Unexpected is one word that comes to mind when one considers the recent shock seen in the world markets. The borrowing by the debt ridden countries and the costs they have to incur is unexpected and high compared to fundamentals that it should have had been charged. People are skeptical. Land that has not been appraised frequently or has had a bad history associated with it will not have a lot of takers. The same seems to be the case here where many were not willing to take Spanish debt even at a low cost. Hence, the inflated yield rate and the aftershocks are being felt all around the world…

The interest rate rise led to a dip in the oil market dropping from $91 per barrel to $88 per barrel on Monday. The same effect has been seen in gold as well where the metal saw roller coaster movement with investors not sure on what to do next.

Equity markets also took the brunt of the impact with bears seen in US, Europe and Asia. The German and Spanish finance ministers have already said that the borrowing costs prevailing in the market are not a fair reflection on the strength of the economy. They both agreed that the economic indicators of the market were stronger. An urgency was also shown towards the implementation of the bailout plan that has been proposed and there are more discussions underway regarding how that is going to be put into place soon.

Doubts have been raised after the new yields were seen becoming tentative with Luxembourg’s Finance Minister Luc Frieden questioning any such plan altogether. The announcement has been complimented by Moody’s looking to give a negative outlook to Germany, Netherlands and Luxembourg which are the strongest economies of the region.

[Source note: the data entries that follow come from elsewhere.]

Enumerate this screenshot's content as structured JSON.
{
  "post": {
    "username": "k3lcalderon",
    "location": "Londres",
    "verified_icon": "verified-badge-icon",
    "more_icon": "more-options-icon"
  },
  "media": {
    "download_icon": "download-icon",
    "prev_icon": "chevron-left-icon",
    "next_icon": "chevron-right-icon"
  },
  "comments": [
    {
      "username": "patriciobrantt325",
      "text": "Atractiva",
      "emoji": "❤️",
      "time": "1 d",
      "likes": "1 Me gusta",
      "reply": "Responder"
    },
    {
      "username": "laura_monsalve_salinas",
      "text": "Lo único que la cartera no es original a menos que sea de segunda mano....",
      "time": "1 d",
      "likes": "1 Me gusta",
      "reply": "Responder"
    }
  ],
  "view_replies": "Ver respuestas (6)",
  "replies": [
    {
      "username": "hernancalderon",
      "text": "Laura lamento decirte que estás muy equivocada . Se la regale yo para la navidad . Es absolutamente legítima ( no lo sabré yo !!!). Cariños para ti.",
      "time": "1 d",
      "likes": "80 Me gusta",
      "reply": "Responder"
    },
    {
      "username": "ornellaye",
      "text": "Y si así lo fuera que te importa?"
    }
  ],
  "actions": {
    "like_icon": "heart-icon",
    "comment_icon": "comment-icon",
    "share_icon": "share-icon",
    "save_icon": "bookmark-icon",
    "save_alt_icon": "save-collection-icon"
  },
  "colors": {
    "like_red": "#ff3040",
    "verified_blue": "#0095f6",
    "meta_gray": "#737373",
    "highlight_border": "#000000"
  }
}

The impact of this downgrade would have deeper consequences for Europe itself and then a cascading effect on US and Asia as well. The jury is still out on what the best solution is. Certain countries want acquiring of the national debt on the international market which can ease the market mechanism and give confidence to the investors. Others see this as slow and ineffective and want the European Central Bank to rather take on the debt of the troubled banks directly and to give liquidity to the market which is lacking. The tight debt situation has choked any progress and a bailout of the banks specifically will give a much needed support to the system and the financial markets.

Spain faced the problem when the government itself was not able to take responsibility for the banks and so they needed financial backing to be able to bear the weight of the private sector. The EU experiment of the 1990s has been an interesting one to see and the unveiling of the euro debt crisis is the biggest test the system has faced till now. The interdependency of the European countries within themselves based on social and political fault lines is unique in itself. The creation of a united army under NATO and other social structures has shown that countries can come together under a common agenda.

The economic network created by the euro also shows how countries can develop each other due to the mutual benefits that are enjoyed by the whole region. Now we are seeing how the system also has its flaws where one country can be a burden on the whole system and can lead to a contagion. That is expected to a certain extent. You shall reap what you sow. However, in today’s world, there is also a deeper and more profound effect on world economy simultaneously and so the experiment is also showing how an economic bloc has an impact in a broader context.